En realidad, lo único que exhibían sin contradicciones era un profundo desprecio a la Argentina
construida por los humildes. Quizás la única “dictadura del proletariado” anunciada por el
marxismo (aunque profundamente democrática) que existió en la historia de la humanidad.
“Para domar la rebeldía de la Marina en junio de 1955 impusieron condiciones leoninas
que, de hecho, equivalían a una extorsión en gran escala. Esa falta de espíritu de lucha
explica la interpretación capciosa que dieron a mi nota dirigida a la Junta de Generales.
Convirtieron un instrumento de pacificación en acta de capitulación. Se olvidaron de
que los poderes constituidos existían en plenitud de vigencia, y que en ningún caso
podían ser destinatarios de una renuncia cuya aceptación, en todo caso, no les
competía ni aceptar ni juzgar.
La deslealtad debe tener naturaleza parecida a los tejidos cancerosos, porque sus
ramificaciones habían invadido el cuerpo vivo de las instituciones. Me quedaba el
recurso de aceptar la guerra civil, que nos aseguraba la victoria por una vía cruenta y
dolorosa. La rehusé sin vacilar.” (JDP)
Perón intentaría conmover a sus propios dirigentes con su renuncia y fogosos discursos
llamando a la lucha para defender las conquistas logradas. Sería inútil.

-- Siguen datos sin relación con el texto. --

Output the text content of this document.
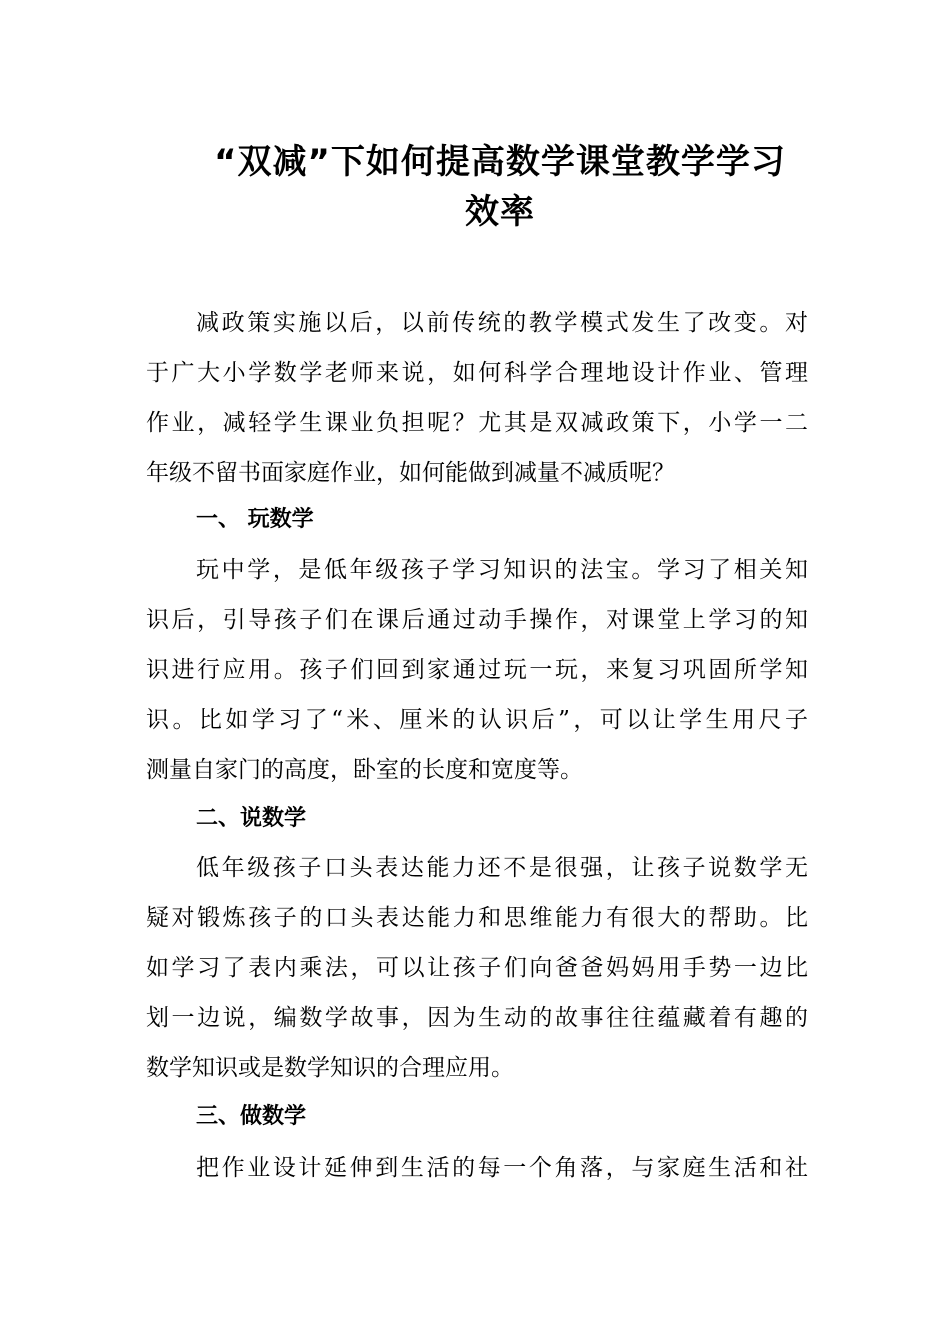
“双减”下如何提高数学课堂教学学习
效率
减政策实施以后，以前传统的教学模式发生了改变。对
于广大小学数学老师来说，如何科学合理地设计作业、管理
作业，减轻学生课业负担呢？尤其是双减政策下，小学一二
年级不留书面家庭作业，如何能做到减量不减质呢？
一、 玩数学
玩中学，是低年级孩子学习知识的法宝。学习了相关知
识后，引导孩子们在课后通过动手操作，对课堂上学习的知
识进行应用。孩子们回到家通过玩一玩，来复习巩固所学知
识。比如学习了“米、厘米的认识后”，可以让学生用尺子
测量自家门的高度，卧室的长度和宽度等。
二、说数学
低年级孩子口头表达能力还不是很强，让孩子说数学无
疑对锻炼孩子的口头表达能力和思维能力有很大的帮助。比
如学习了表内乘法，可以让孩子们向爸爸妈妈用手势一边比
划一边说，编数学故事，因为生动的故事往往蕴藏着有趣的
数学知识或是数学知识的合理应用。
三、做数学
把作业设计延伸到生活的每一个角落，与家庭生活和社
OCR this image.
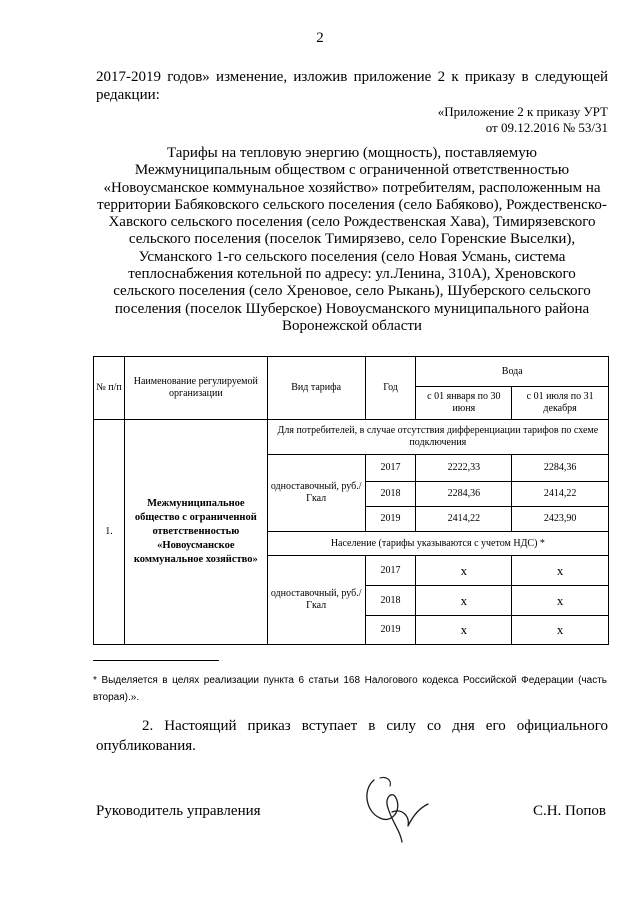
2
2017-2019 годов» изменение, изложив приложение 2 к приказу в следующей
редакции:
«Приложение 2 к приказу УРТ
от 09.12.2016 № 53/31
Тарифы на тепловую энергию (мощность), поставляемую
Межмуниципальным обществом с ограниченной ответственностью
«Новоусманское коммунальное хозяйство» потребителям, расположенным на
территории Бабяковского сельского поселения (село Бабяково), Рождественско-
Хавского сельского поселения (село Рождественская Хава), Тимирязевского
сельского поселения (поселок Тимирязево, село Горенские Выселки),
Усманского 1-го сельского поселения (село Новая Усмань, система
теплоснабжения котельной по адресу: ул.Ленина, 310А), Хреновского
сельского поселения (село Хреновое, село Рыкань), Шуберского сельского
поселения (поселок Шуберское) Новоусманского муниципального района
Воронежской области
№ п/п	Наименование регулируемой организации	Вид тарифа	Год	Вода	
				с 01 января по 30 июня	с 01 июля по 31 декабря
1.	Межмуниципальное общество с ограниченной ответственностью «Новоусманское коммунальное хозяйство»	Для потребителей, в случае отсутствия дифференциации тарифов по схеме подключения			
		одноставочный, руб./Гкал	2017	2222,33	2284,36
			2018	2284,36	2414,22
			2019	2414,22	2423,90
		Население (тарифы указываются с учетом НДС) *			
		одноставочный, руб./Гкал	2017	х	х
			2018	х	х
			2019	х	х
* Выделяется в целях реализации пункта 6 статьи 168 Налогового кодекса Российской Федерации (часть
вторая).».
2. Настоящий приказ вступает в силу со дня его официального
опубликования.
Руководитель управления	С.Н. Попов
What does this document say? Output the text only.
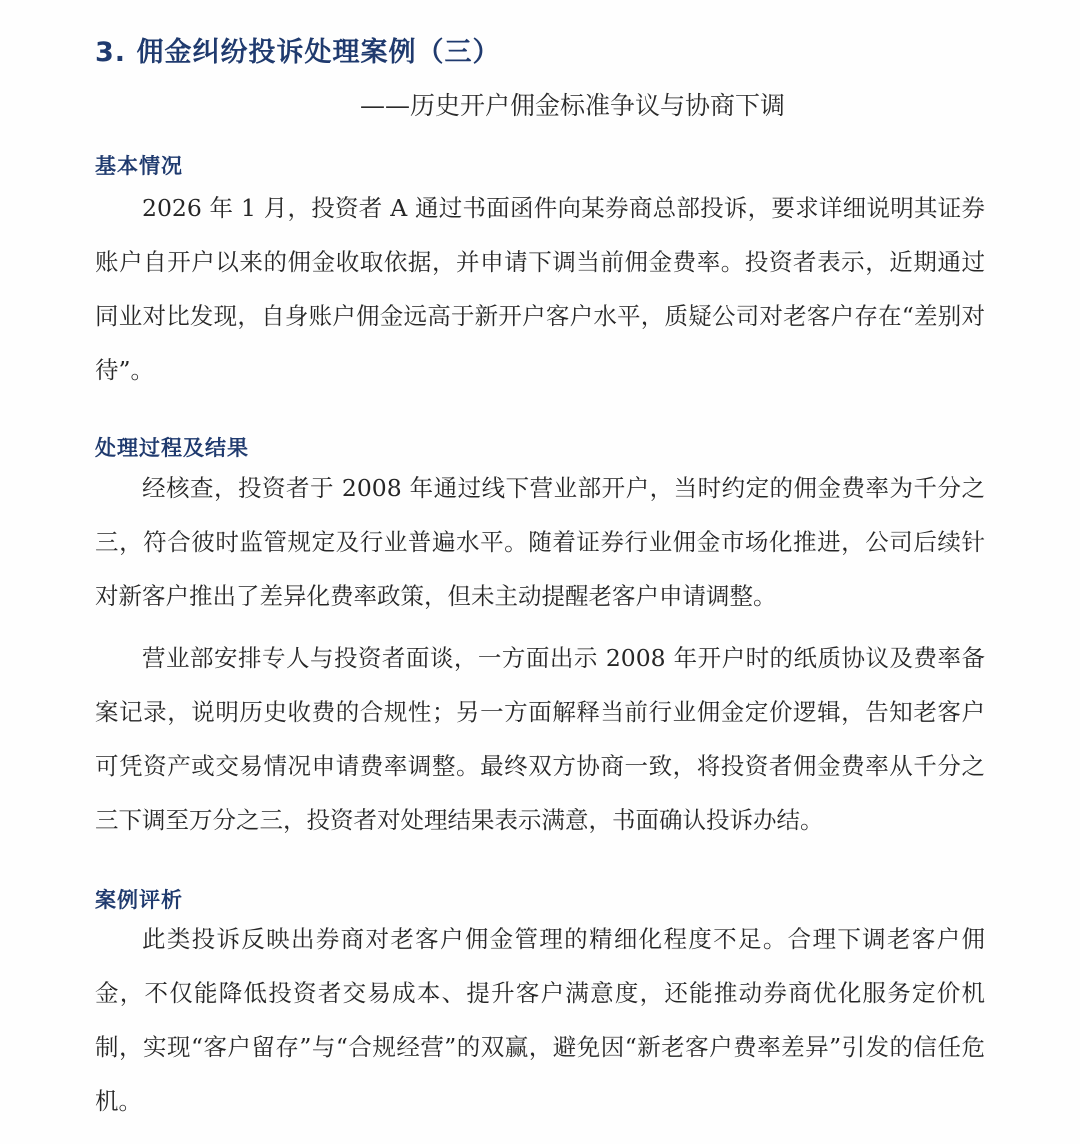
3. 佣金纠纷投诉处理案例（三）

——历史开户佣金标准争议与协商下调

基本情况

2026 年 1 月，投资者 A 通过书面函件向某券商总部投诉，要求详细说明其证券账户自开户以来的佣金收取依据，并申请下调当前佣金费率。投资者表示，近期通过同业对比发现，自身账户佣金远高于新开户客户水平，质疑公司对老客户存在“差别对待”。

处理过程及结果

经核查，投资者于 2008 年通过线下营业部开户，当时约定的佣金费率为千分之三，符合彼时监管规定及行业普遍水平。随着证券行业佣金市场化推进，公司后续针对新客户推出了差异化费率政策，但未主动提醒老客户申请调整。

营业部安排专人与投资者面谈，一方面出示 2008 年开户时的纸质协议及费率备案记录，说明历史收费的合规性；另一方面解释当前行业佣金定价逻辑，告知老客户可凭资产或交易情况申请费率调整。最终双方协商一致，将投资者佣金费率从千分之三下调至万分之三，投资者对处理结果表示满意，书面确认投诉办结。

案例评析

此类投诉反映出券商对老客户佣金管理的精细化程度不足。合理下调老客户佣金，不仅能降低投资者交易成本、提升客户满意度，还能推动券商优化服务定价机制，实现“客户留存”与“合规经营”的双赢，避免因“新老客户费率差异”引发的信任危机。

Su “ejército” estaba compuesto solamente por su pueblo trabajador, acompañado por miles
de “cabos y sargentos” dispuestos a dar la vida. Sin embargo, falto de “generales y Estado
Mayor”, sabía que no podía enfrentar la lucha sin una enorme masacre popular.
Además nunca podría consolidar la revolución sin el concurso de los sectores intermedios,
indispensables para la institucionalización de un nuevo país.
Tampoco lo acompañaba la situación internacional. Aislado, sería fácil presa de los apetitos del
imperialismo.
Es doloroso, pero necesario, señalar que ante la caída de Perón no se realizó un paro de
actividades. Fue anunciado pero nunca ejecutado. Con el líder preso en una cañonera
paraguaya, los dirigentes gremiales se dispusieron a conversar con los subversivos que
llegaban al poder.
Con un gran dolor en su alma, Perón se retiraba tácticamente para volver en el momento
adecuado.
Empezaba la heroica etapa de la resistencia.